Irena strich sich eine dunkle Haarsträhne aus ihrem Gesicht. Bis 15 Uhr sollten die Zimmer fertig sein.
Erst seit zwei Monaten arbeitete sie im Housekeeping eines renomierten Hotels.
Der Hotelchef hatte ihr einen Ausbildungsplatz zur Hotelfachfrau versprochen, insofern er mit ihren Leistungen zufrieden wäre.
Irena war bereits 29 Jahre alt, hatte viele Jobs in ihrem Leben ausprobiert, aber bisher keine Berufsausbildung abgeschlossen.
Bei ihr stellte sich sehr schnell das Gefühl der Unzufriedenheit ein.

Mit ihrer Kollegin Stefanie betreute sie heute die Zimmer im zweiten Stockwerk.
Sie dachte, eine kleine Zigarettenpause könnte ihr ein wenig Entspannung bringen und meldete sich bei ihrer Kollegin für ein paar Minuten ab.
Während sie die Treppe hinunterging, fiel ihr eine schwarze Ledertasche ins Auge, die auf der Treppenstufe lag.
Sie hob die Tasche auf, die sich durch einen Reißverschluss öffnen ließ.
Ihre Augen weiteten sich, als sie die Zweihundert-Euro-Scheine zu jeweils zwanzig Scheinen gebündelt sah.
Es waren tatsächlich vierzigtausend Euro. Noch nie in ihrem Leben hatte Irena so viel Geld gesehen.
Für sie hieß es immer: ,,das kann ich mir nicht leisten!" Und das hatte sich bis zum heutigen Tag nicht geändert.
Meistens war ihr Monatsgehalt überzogen, bisher hatte sie keine Lösung für ihre finanzielle Lage gefunden und von einem Mann wollte sie auch nicht
abhängig sein, nein, das kam für sie gar nicht in Frage.

Sie überlegte nicht lange und steckte die Geldscheine unter ihre Schürze.

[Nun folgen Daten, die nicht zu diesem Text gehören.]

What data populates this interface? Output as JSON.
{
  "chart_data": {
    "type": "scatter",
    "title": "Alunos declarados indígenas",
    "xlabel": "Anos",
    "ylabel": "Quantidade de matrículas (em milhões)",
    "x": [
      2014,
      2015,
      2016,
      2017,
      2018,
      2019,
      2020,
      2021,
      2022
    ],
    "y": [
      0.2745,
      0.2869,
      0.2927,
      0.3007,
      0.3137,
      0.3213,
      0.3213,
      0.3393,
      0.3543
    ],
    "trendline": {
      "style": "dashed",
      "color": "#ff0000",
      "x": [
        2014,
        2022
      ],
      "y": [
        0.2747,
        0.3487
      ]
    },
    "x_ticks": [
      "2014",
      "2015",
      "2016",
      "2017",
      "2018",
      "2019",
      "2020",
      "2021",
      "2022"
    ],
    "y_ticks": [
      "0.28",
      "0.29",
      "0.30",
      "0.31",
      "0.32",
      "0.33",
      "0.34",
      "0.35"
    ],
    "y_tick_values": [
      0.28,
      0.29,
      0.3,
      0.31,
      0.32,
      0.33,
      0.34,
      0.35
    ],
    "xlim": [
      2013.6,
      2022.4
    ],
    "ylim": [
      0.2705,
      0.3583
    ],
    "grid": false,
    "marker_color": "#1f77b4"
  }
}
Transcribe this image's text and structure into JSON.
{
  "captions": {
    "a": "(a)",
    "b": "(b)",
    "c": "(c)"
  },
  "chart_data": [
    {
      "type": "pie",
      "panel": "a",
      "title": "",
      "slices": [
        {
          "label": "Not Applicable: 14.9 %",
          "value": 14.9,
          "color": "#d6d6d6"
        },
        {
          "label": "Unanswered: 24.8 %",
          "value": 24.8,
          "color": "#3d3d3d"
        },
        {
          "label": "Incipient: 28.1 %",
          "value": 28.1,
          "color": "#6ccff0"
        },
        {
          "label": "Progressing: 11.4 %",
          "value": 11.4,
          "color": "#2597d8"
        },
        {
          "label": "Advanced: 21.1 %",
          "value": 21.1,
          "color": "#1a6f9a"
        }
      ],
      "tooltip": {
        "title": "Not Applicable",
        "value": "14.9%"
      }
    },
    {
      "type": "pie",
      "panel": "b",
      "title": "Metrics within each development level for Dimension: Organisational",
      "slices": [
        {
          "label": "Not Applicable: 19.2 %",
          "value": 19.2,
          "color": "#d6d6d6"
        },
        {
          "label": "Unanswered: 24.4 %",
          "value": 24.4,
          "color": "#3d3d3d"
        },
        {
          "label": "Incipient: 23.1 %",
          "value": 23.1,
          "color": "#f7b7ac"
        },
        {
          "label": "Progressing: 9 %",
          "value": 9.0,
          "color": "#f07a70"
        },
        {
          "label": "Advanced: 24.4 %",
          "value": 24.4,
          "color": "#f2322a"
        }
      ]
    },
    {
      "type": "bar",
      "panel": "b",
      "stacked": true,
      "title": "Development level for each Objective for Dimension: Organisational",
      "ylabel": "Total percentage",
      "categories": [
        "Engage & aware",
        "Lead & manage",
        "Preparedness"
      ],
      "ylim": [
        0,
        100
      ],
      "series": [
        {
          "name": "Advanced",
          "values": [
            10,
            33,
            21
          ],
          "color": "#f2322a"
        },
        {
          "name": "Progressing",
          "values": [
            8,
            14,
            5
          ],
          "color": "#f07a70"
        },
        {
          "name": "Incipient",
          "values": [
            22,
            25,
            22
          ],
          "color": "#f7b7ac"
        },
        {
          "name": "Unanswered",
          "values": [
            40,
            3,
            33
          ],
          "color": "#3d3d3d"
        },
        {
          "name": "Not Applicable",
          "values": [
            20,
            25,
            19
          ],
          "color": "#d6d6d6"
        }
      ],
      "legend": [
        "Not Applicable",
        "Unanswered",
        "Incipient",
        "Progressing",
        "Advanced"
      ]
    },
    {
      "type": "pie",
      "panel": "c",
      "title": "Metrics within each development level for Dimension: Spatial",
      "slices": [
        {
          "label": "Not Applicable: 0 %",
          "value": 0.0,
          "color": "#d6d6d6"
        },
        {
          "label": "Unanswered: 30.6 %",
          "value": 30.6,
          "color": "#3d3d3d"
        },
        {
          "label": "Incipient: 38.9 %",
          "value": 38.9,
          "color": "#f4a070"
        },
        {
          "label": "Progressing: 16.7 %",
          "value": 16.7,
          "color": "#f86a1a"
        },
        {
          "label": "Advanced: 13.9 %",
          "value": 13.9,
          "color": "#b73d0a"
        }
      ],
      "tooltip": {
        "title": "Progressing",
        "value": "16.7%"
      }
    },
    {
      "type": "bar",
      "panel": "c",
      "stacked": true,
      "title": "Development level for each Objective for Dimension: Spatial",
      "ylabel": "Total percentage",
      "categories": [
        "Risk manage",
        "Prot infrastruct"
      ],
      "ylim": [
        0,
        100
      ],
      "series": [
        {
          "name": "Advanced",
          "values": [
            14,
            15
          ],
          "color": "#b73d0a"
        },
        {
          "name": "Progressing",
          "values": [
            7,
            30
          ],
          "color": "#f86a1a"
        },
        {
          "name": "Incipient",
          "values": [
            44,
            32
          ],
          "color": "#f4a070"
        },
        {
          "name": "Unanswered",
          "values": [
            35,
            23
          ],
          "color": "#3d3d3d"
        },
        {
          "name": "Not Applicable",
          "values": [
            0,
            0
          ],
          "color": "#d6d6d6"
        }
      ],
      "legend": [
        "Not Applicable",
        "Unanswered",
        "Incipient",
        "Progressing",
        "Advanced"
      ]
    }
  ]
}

Ihr Blick fiel auf die Kreditkarte in der Tasche, sie las: Anton Holderbach,
war das nicht dieser ältere, feine Herr, der sich oft für mehrere Wochen eine Suite im Hotel mietete?
Sie legte die Karte zurück in die Ledertasche, die sie wieder verschloss und an die Treppenstufe lehnte.
Irena ging wieder an ihre Arbeit und in Gedanken stellte sie sich vor, was sie mit dem Geld anfangen könnte.
Zuerst würde sie sich neu einkleiden ,,eine Garderobe vom Feinsten," dachte sie. Ein schönes Abendkleid würde wunderbar zu ihrer schlanken Figur
passen. Auch an eine große Reise dachte sie:,,sich einmal die weite Welt anschauen", war einer ihrer langgehegten Wünsche.

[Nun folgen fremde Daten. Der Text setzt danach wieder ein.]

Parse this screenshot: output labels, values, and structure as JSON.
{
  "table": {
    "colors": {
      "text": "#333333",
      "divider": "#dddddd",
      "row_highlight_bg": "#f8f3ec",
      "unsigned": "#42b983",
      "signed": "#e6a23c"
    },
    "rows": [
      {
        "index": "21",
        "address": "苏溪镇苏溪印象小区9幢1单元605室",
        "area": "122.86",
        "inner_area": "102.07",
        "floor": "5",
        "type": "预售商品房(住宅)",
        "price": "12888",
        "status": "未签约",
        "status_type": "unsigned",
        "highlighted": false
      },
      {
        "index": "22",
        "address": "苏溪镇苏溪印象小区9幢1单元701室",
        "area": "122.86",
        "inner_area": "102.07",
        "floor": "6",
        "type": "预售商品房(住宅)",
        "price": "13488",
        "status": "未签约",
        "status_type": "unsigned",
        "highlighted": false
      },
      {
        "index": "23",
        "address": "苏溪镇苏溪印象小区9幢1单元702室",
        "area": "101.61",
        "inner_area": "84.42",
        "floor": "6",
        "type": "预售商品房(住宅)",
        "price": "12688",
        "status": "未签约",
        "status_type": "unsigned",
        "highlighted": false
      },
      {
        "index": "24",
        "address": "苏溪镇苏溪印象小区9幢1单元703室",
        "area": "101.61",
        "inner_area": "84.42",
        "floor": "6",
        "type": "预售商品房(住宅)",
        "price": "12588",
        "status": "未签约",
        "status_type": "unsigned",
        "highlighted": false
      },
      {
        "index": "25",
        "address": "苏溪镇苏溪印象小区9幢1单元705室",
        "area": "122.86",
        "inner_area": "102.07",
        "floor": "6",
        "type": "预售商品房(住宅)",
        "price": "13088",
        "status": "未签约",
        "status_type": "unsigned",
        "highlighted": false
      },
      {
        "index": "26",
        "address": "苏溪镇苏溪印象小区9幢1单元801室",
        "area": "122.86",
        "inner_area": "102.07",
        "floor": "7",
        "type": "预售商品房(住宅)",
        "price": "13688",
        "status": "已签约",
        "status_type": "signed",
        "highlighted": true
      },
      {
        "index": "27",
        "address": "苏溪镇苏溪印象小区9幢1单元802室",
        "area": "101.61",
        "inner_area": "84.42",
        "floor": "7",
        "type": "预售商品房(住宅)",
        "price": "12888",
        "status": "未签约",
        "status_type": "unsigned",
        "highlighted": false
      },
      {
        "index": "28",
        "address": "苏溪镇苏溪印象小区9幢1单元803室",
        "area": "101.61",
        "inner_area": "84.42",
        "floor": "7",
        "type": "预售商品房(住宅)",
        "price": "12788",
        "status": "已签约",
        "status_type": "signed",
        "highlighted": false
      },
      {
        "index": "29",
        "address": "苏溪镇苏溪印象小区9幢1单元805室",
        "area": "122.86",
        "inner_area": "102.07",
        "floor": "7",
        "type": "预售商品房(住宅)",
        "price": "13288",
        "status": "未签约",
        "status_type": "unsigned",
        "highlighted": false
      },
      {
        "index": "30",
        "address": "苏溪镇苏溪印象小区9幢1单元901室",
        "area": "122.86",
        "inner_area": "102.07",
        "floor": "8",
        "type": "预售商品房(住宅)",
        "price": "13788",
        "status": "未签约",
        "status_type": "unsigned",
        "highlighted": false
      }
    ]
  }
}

Das Klingeln des Telefons riss sie aus ihren Gedanken. Die Personalchefin Frau Bremer bat sie zu einem Gespräch in den Besprechungsraum im ersten Stock.
Irenas Herz schlug ihr bis zum Hals, als sie das Geld in ihrer Tasche verstaute, bevor sie das Zimmer verließ.
Ihre Kolleginnen saßen bereits im Raum, als sie eintrat. Frau Bremer bat um Ruhe: ,,Meine Damen, ich bitte Sie um Ihre Aufmerksamkeit!
Denn einer unserer angesehensten Stammgäste Herr Holderbach hat heute seine Banktasche verloren. Ich bitte Sie, ihn bei der Suche zu unterstützen,
denn, wie Sie wissen, hat er sich uns gegenüber stets als sehr großzügig erwiesen.
Nun wünsche ich Ihnen noch weiterhin einen angenehmen Arbeitstag."
Mit diesen Worten entließ Frau Bremer die Damen vom Housekeeping.

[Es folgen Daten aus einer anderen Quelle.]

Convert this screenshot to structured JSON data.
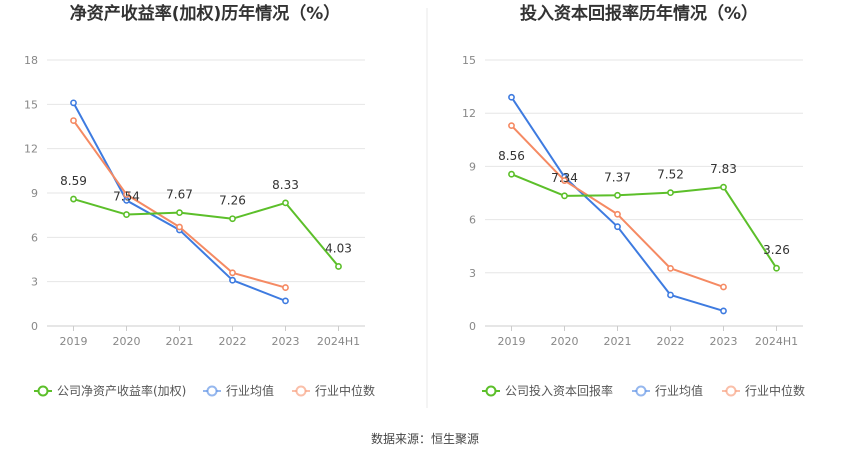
{
  "source": "数据来源：恒生聚源",
  "colors": {
    "company": "#5cbf2a",
    "avg": "#3e7be0",
    "median": "#f58a63",
    "grid": "#e6e6e6",
    "axis": "#cccccc",
    "divider": "#e8e8e8"
  },
  "chart_data": [
    {
      "type": "line",
      "title": "净资产收益率(加权)历年情况（%）",
      "categories": [
        "2019",
        "2020",
        "2021",
        "2022",
        "2023",
        "2024H1"
      ],
      "ylim": [
        0,
        18
      ],
      "yticks": [
        0,
        3,
        6,
        9,
        12,
        15,
        18
      ],
      "grid": true,
      "legend_position": "bottom",
      "series": [
        {
          "name": "公司净资产收益率(加权)",
          "role": "company",
          "values": [
            8.59,
            7.54,
            7.67,
            7.26,
            8.33,
            4.03
          ],
          "labels": [
            "8.59",
            "7.54",
            "7.67",
            "7.26",
            "8.33",
            "4.03"
          ]
        },
        {
          "name": "行业均值",
          "role": "avg",
          "values": [
            15.1,
            8.5,
            6.5,
            3.1,
            1.7,
            null
          ]
        },
        {
          "name": "行业中位数",
          "role": "median",
          "values": [
            13.9,
            8.9,
            6.7,
            3.6,
            2.6,
            null
          ]
        }
      ]
    },
    {
      "type": "line",
      "title": "投入资本回报率历年情况（%）",
      "categories": [
        "2019",
        "2020",
        "2021",
        "2022",
        "2023",
        "2024H1"
      ],
      "ylim": [
        0,
        15
      ],
      "yticks": [
        0,
        3,
        6,
        9,
        12,
        15
      ],
      "grid": true,
      "legend_position": "bottom",
      "series": [
        {
          "name": "公司投入资本回报率",
          "role": "company",
          "values": [
            8.56,
            7.34,
            7.37,
            7.52,
            7.83,
            3.26
          ],
          "labels": [
            "8.56",
            "7.34",
            "7.37",
            "7.52",
            "7.83",
            "3.26"
          ]
        },
        {
          "name": "行业均值",
          "role": "avg",
          "values": [
            12.9,
            8.4,
            5.6,
            1.75,
            0.85,
            null
          ]
        },
        {
          "name": "行业中位数",
          "role": "median",
          "values": [
            11.3,
            8.2,
            6.3,
            3.25,
            2.2,
            null
          ]
        }
      ]
    }
  ]
}
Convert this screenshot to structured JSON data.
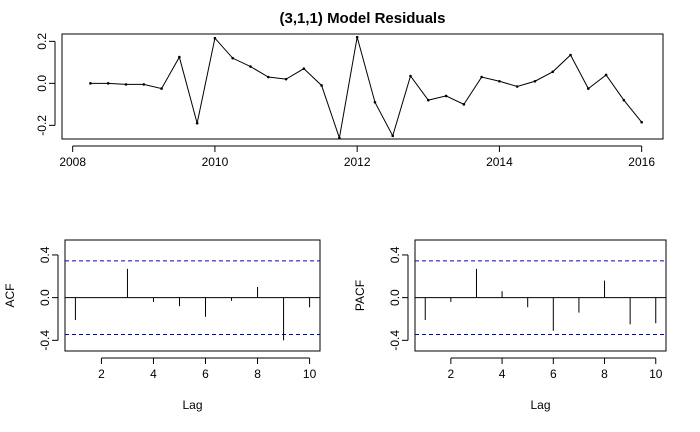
{
  "chart_data": [
    {
      "type": "line",
      "title": "(3,1,1) Model Residuals",
      "xlabel": "",
      "ylabel": "",
      "xlim": [
        2007.85,
        2016.3
      ],
      "ylim": [
        -0.265,
        0.235
      ],
      "xticks": [
        2008,
        2010,
        2012,
        2014,
        2016
      ],
      "xtick_labels": [
        "2008",
        "2010",
        "2012",
        "2014",
        "2016"
      ],
      "yticks": [
        -0.2,
        0.0,
        0.2
      ],
      "ytick_labels": [
        "-0.2",
        "0.0",
        "0.2"
      ],
      "x": [
        2008.25,
        2008.5,
        2008.75,
        2009.0,
        2009.25,
        2009.5,
        2009.75,
        2010.0,
        2010.25,
        2010.5,
        2010.75,
        2011.0,
        2011.25,
        2011.5,
        2011.75,
        2012.0,
        2012.25,
        2012.5,
        2012.75,
        2013.0,
        2013.25,
        2013.5,
        2013.75,
        2014.0,
        2014.25,
        2014.5,
        2014.75,
        2015.0,
        2015.25,
        2015.5,
        2015.75,
        2016.0
      ],
      "values": [
        0.0,
        0.0,
        -0.005,
        -0.005,
        -0.025,
        0.125,
        -0.19,
        0.215,
        0.12,
        0.08,
        0.03,
        0.02,
        0.07,
        -0.01,
        -0.26,
        0.22,
        -0.09,
        -0.25,
        0.035,
        -0.08,
        -0.06,
        -0.1,
        0.03,
        0.01,
        -0.015,
        0.01,
        0.055,
        0.135,
        -0.025,
        0.04,
        -0.08,
        -0.185
      ],
      "line_color": "#000000",
      "grid": false
    },
    {
      "type": "bar",
      "title": "",
      "xlabel": "Lag",
      "ylabel": "ACF",
      "xlim": [
        0.6,
        10.4
      ],
      "ylim": [
        -0.5,
        0.54
      ],
      "xticks": [
        2,
        4,
        6,
        8,
        10
      ],
      "xtick_labels": [
        "2",
        "4",
        "6",
        "8",
        "10"
      ],
      "yticks": [
        -0.4,
        0.0,
        0.4
      ],
      "ytick_labels": [
        "-0.4",
        "0.0",
        "0.4"
      ],
      "lags": [
        1,
        2,
        3,
        4,
        5,
        6,
        7,
        8,
        9,
        10
      ],
      "values": [
        -0.21,
        0.0,
        0.27,
        -0.04,
        -0.08,
        -0.18,
        -0.03,
        0.1,
        -0.4,
        -0.09
      ],
      "confidence_bound": 0.345,
      "bound_color": "#0000cc",
      "bar_color": "#000000"
    },
    {
      "type": "bar",
      "title": "",
      "xlabel": "Lag",
      "ylabel": "PACF",
      "xlim": [
        0.6,
        10.4
      ],
      "ylim": [
        -0.5,
        0.54
      ],
      "xticks": [
        2,
        4,
        6,
        8,
        10
      ],
      "xtick_labels": [
        "2",
        "4",
        "6",
        "8",
        "10"
      ],
      "yticks": [
        -0.4,
        0.0,
        0.4
      ],
      "ytick_labels": [
        "-0.4",
        "0.0",
        "0.4"
      ],
      "lags": [
        1,
        2,
        3,
        4,
        5,
        6,
        7,
        8,
        9,
        10
      ],
      "values": [
        -0.21,
        -0.04,
        0.27,
        0.06,
        -0.09,
        -0.31,
        -0.14,
        0.16,
        -0.25,
        -0.24
      ],
      "confidence_bound": 0.345,
      "bound_color": "#0000cc",
      "bar_color": "#000000"
    }
  ]
}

Zurück im Zimmer stieg in Irena ein mulmiges Gefühl hoch, ein Schauer lief ihr über den Rücken und Übelkeit setzte sich in ihre Magengrube.
Die Freude über das viele Geld war plötzlich verflogen.
Eine innere Stimme sagte ihr:,,Dieses Geld gehört dir nicht!" Irena versuchte diese Stimme zu ignorieren, indem sie sich zuredete:,,Dieser ältere Herr hat genug Geld,
es wird ihm nicht fehlen." Aber die Stimme in ihr wurde immer lauter:,,Das Geld gehört dir nicht, bringe es zurück!"
Sie fröstelte und gleichzeitig schwitzte sie, mit zittrigen Händen wischte sie über das Waschbecken.
Sie schaute in den Spiegel und sagte:,,Ich bin keine Diebin!"
Das war der Moment, indem sie entschied das Geld zurückzubringen. Sie verließ das Zimmer, fast hatte sie das Treppenhaus erreicht,
als Karl, der Hausmeister, ihr aus dem oberen Stockwerk entgegenkam und sagte:,,Stell dir vor Irena, den alten Holderbach haben sie bestohlen.
Seine Tasche wurde gefunden und das ganze Geld ist weg, einfach weg. Die Polizei ist schon unterwegs.
Jetzt werden sie uns alle verhören, das gibt wieder Überstunden, bis sie damit fertig sind."
Irena wurde weiß wie die Wand, der Boden unter ihren Füßen schwankte.
Karl bot ihr einen Stuhl an und sagte im Weggehen:,,Nimm es dir nicht so zu Herzen, sie werden den Dieb schon fassen!"
Irena atmete tief durch und überlegte, wie sie das Hotel, ungesehen, auf dem schnellsten Weg verlassen könnte, jetzt blieb ihr nur noch die Flucht.
Schnell holte sie ihre Tasche aus dem Zimmer, warf sich einen Mantel über, der in der Garderobe hing.
Sie ging schnell, aber nicht zu schnell, um nicht aufzufallen.
Ihre Kolleginnen saßen bereits im Besprechungszimmer, deshalb konnte sie, ohne ihnen zu begegnen, die Treppe hinuntergehen.
Noch gab es keine offizielle Ansage, die zum Bleiben aufrief.
Im Erdgeschoss sah sie zwei Polizisten und Herrn Holderbach im Gespräch mit dem Rezeptionisten.
Sie wendete ihren Blick ab, innerlich vollkommen ruhig geworden, entschied sie sich das Hotel durch die Tiefgarage zu verlassen.

Das alte Fahrrad in der Garage kam ihr sehr gelegen, um schnell noch das Nötigste aus ihrer Wohnung zu holen.
Sie trat in die Pedalen, erreichte nach wenigen Minuten ihre Einzimmerwohnung, stopfte ein paar Kleidungsstücke und Toilettenartikel in ihren Rucksack.
Das Geld hatte sie ebenfalls darin verstaut.
Sie hetzte durch den Hausflur, dann die Treppe hinunter zu ihrem Fahrrad und radelte in Windeseile zum Bahnhof.
Nichts und niemand konnte sie mehr aufhalten.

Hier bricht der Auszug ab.